The karaoke club was going late. How the hell did anyone sleep around here?
He paused outside Kieran’s door then hurried back downstairs.
Monday night, after 1:00 a.m., and the club was still crowded. He walked inside and looked around. All he saw were groups of college students, a lot of them wearing sweatshirts identifying them as NYU students.
He headed back to the door. It wasn’t that the killer couldn’t be there and wearing a college shirt.
It was just that he had no way of knowing who might have just slipped in and who’d been there all night.
Back at Kieran’s place, he knocked.
Marty opened the door just as Kieran came out of her bedroom wearing panda pajamas.
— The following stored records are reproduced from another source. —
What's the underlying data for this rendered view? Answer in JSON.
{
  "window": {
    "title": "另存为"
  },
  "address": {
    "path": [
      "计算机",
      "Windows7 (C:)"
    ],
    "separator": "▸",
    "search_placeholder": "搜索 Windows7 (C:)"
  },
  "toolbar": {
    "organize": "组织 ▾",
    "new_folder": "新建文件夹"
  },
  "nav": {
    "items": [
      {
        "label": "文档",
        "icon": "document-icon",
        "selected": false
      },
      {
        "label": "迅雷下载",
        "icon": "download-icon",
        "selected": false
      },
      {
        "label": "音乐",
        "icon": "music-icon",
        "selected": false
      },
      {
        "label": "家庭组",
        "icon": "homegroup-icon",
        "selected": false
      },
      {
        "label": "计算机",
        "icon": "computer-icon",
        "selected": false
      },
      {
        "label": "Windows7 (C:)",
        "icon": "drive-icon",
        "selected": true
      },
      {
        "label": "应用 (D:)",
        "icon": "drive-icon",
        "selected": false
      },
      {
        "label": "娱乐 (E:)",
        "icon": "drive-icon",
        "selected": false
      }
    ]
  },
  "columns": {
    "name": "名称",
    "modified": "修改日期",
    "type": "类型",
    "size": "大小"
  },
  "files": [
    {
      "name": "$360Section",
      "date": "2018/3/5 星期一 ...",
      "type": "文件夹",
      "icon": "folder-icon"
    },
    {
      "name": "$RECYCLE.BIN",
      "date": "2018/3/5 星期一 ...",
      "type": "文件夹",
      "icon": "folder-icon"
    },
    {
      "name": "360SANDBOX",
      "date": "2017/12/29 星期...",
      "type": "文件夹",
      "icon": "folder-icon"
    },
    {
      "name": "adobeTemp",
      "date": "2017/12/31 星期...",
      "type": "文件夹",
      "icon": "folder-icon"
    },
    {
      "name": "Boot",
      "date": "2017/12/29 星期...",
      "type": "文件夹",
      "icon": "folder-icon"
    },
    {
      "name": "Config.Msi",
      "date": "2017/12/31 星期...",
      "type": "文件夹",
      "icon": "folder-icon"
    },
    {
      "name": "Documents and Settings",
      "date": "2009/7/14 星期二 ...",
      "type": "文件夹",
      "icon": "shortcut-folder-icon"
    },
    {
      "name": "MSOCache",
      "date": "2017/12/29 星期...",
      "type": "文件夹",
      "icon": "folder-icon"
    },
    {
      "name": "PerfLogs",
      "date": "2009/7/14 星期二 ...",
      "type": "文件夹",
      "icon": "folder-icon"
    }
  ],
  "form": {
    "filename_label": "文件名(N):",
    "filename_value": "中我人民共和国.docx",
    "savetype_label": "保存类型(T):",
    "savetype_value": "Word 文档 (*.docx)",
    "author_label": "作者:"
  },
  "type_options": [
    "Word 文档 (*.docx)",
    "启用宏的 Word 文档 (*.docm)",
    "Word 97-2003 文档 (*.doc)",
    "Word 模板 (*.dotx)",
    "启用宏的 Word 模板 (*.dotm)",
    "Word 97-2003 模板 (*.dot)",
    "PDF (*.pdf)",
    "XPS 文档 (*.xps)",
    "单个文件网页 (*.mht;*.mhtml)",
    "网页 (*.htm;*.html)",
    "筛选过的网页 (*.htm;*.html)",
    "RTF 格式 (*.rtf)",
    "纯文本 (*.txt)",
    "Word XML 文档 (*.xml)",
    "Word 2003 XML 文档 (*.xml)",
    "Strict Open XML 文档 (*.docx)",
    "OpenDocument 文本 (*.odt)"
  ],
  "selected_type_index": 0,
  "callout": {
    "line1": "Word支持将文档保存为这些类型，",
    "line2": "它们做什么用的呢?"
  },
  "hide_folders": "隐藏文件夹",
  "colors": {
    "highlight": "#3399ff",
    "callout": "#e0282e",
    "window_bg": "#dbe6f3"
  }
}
Her eyes were big and blue as they settled on him questioningly, and her auburn hair tumbled around her shoulders in disarray.
At that moment he didn’t think he’d ever seen a woman—or an outfit—that was more seductive.
He managed to get Marty out the door quickly, promising to explain everything in the morning, and then he turned to Kieran.
“Craig—”
“Not now,” he told her softly. “Not now.”
He folded her into his arms, and she seemed to understand instinctively that this was a time for action, not words.
She kissed him hard and moved seductively against him.
They stumbled together back into her bedroom, where they made love. And then they made love again.
And somehow that eased all the tension from him and brought on the exhaustion.
When he opened his eyes again it was morning and she was straddling him, smiling.
“I have a present for you,” she said.
He managed a sleepy grin at that.
“I think you gave me the best present in the world last night. Are you telling me you’re ready for more?”
“Not yet,” she said. “It’s a cell phone.”
CHAPTER
SIXTEEN
KIERAN SHOWERED, THEN started coffee and bagels while Craig studied Jimmy McManus’s phone. He made a few calls, then joined her.